Butz Martin V
Neuro-Cognitive Modeling Group, Department of Computer Science, University of Tübingen, Tubingen, Germany.
Department of Psychology, Faculty of Science, University of Tübingen, Tubingen, Germany.
Front Psychol. 2022 Jun 30;13:867328. doi: 10.3389/fpsyg.2022.867328. eCollection 2022.

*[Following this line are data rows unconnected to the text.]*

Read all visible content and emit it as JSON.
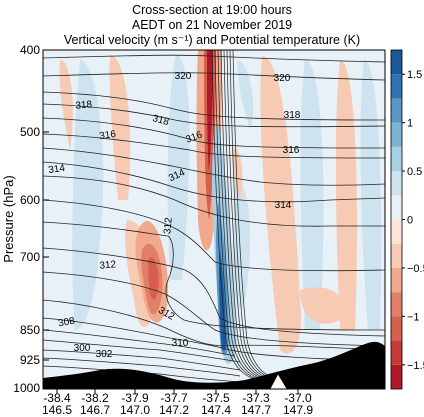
{
  "chart_data": {
    "type": "heatmap",
    "title_lines": [
      "Cross-section at 19:00 hours",
      "AEDT on 21 November 2019",
      "Vertical velocity (m s⁻¹) and Potential temperature (K)"
    ],
    "ylabel": "Pressure (hPa)",
    "y_ticks": [
      400,
      500,
      600,
      700,
      850,
      925,
      1000
    ],
    "ylim": [
      400,
      1000
    ],
    "x_ticks_lat": [
      "-38.4",
      "-38.2",
      "-37.9",
      "-37.7",
      "-37.5",
      "-37.3",
      "-37.0"
    ],
    "x_ticks_lon": [
      "146.5",
      "146.7",
      "147.0",
      "147.2",
      "147.4",
      "147.7",
      "147.9"
    ],
    "colorbar": {
      "ticks": [
        1.5,
        1,
        0.5,
        0,
        -0.5,
        -1,
        -1.5
      ],
      "tick_labels": [
        "1.5",
        "1",
        "0.5",
        "0",
        "−0.5",
        "−1",
        "−1.5"
      ],
      "range": [
        -1.75,
        1.75
      ],
      "levels": [
        -1.75,
        -1.5,
        -1.25,
        -1.0,
        -0.75,
        -0.5,
        -0.25,
        0,
        0.25,
        0.5,
        0.75,
        1.0,
        1.25,
        1.5,
        1.75
      ],
      "colors": [
        "#b2182b",
        "#c73a3a",
        "#d6604d",
        "#e27f68",
        "#f0a98c",
        "#f7cbb3",
        "#fbe5d8",
        "#e8f1f7",
        "#cde3f0",
        "#a8cfe4",
        "#7fb3d5",
        "#5896c6",
        "#2f74b0",
        "#1b5a9a"
      ]
    },
    "contour_labels": [
      "320",
      "320",
      "318",
      "318",
      "318",
      "316",
      "316",
      "316",
      "314",
      "314",
      "314",
      "312",
      "312",
      "312",
      "310",
      "308",
      "302",
      "300"
    ],
    "terrain_marker": "white-triangle"
  }
}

Pursuing a precise, focused train of thought requires cognitive effort. Even more effort is necessary when more alternatives need to be considered or when the imagined situation becomes more complex. Cognitive resources available to us limit the cognitive effort we can spend. In line with previous work, an information-theoretic, Bayesian brain approach to cognitive effort is pursued: to solve tasks in our environment, our brain needs to invest information, that is, negative entropy, to impose structure, or focus, away from a uniform structure or other task-incompatible, latent structures. To get a more complete formalization of cognitive effort, a resourceful event-predictive inference model (REPI) is introduced, which offers computational and algorithmic explanations about the latent structure of our generative models, the active inference dynamics that unfold within, and the cognitive effort required to steer the dynamics-to, for example, purposefully process sensory signals, decide on responses, and invoke their execution. REPI suggests that we invest cognitive resources to infer preparatory priors, activate responses, and anticipate action consequences. Due to our limited resources, though, the inference dynamics are prone to task-irrelevant distractions. For example, the task-irrelevant side of the imperative stimulus causes the Simon effect and, due to similar reasons, we fail to optimally switch between tasks. An actual model implementation simulates such task interactions and offers first estimates of the involved cognitive effort. The approach may be further studied and promises to offer deeper explanations about why we get quickly exhausted from multitasking, how we are influenced by irrelevant stimulus modalities, why we exhibit magnitude interference, and, during social interactions, why we often fail to take the perspective of others into account.
追求精确、专注的思维过程需要认知努力。当需要考虑更多的选择或者想象的情境变得更加复杂时,就需要付出更多的努力。我们可用的认知资源限制了我们能够投入的认知努力。与之前的研究一致,本文采用了一种信息论的、贝叶斯大脑的认知努力方法:为了解决我们环境中的任务,我们的大脑需要投入信息,即负熵,以从均匀结构或其他与任务不兼容的潜在结构中施加结构或焦点。为了更完整地形式化认知努力,引入了一个资源丰富的事件预测推理模型(REPI),该模型提供了关于我们生成模型的潜在结构、其中展开的主动推理动力学以及引导动力学所需的认知努力的计算和算法解释——例如,有目的地处理感官信号、决定反应并调用其执行。REPI表明,我们投入认知资源来推断预备先验、激活反应并预测行动后果。然而,由于我们的资源有限,推理动力学容易受到与任务无关的干扰。例如,命令性刺激中与任务无关的方面会导致西蒙效应,并且由于类似的原因,我们无法在任务之间进行最佳切换。一个实际的模型实现模拟了这种任务交互,并提供了所涉及的认知努力的初步估计。该方法可能会得到进一步研究,并有望对我们为什么会因多任务处理而迅速疲惫、我们如何受到无关刺激模态的影响、我们为什么会表现出大小干扰以及在社交互动中我们为什么经常未能考虑他人的观点等问题提供更深入的解释。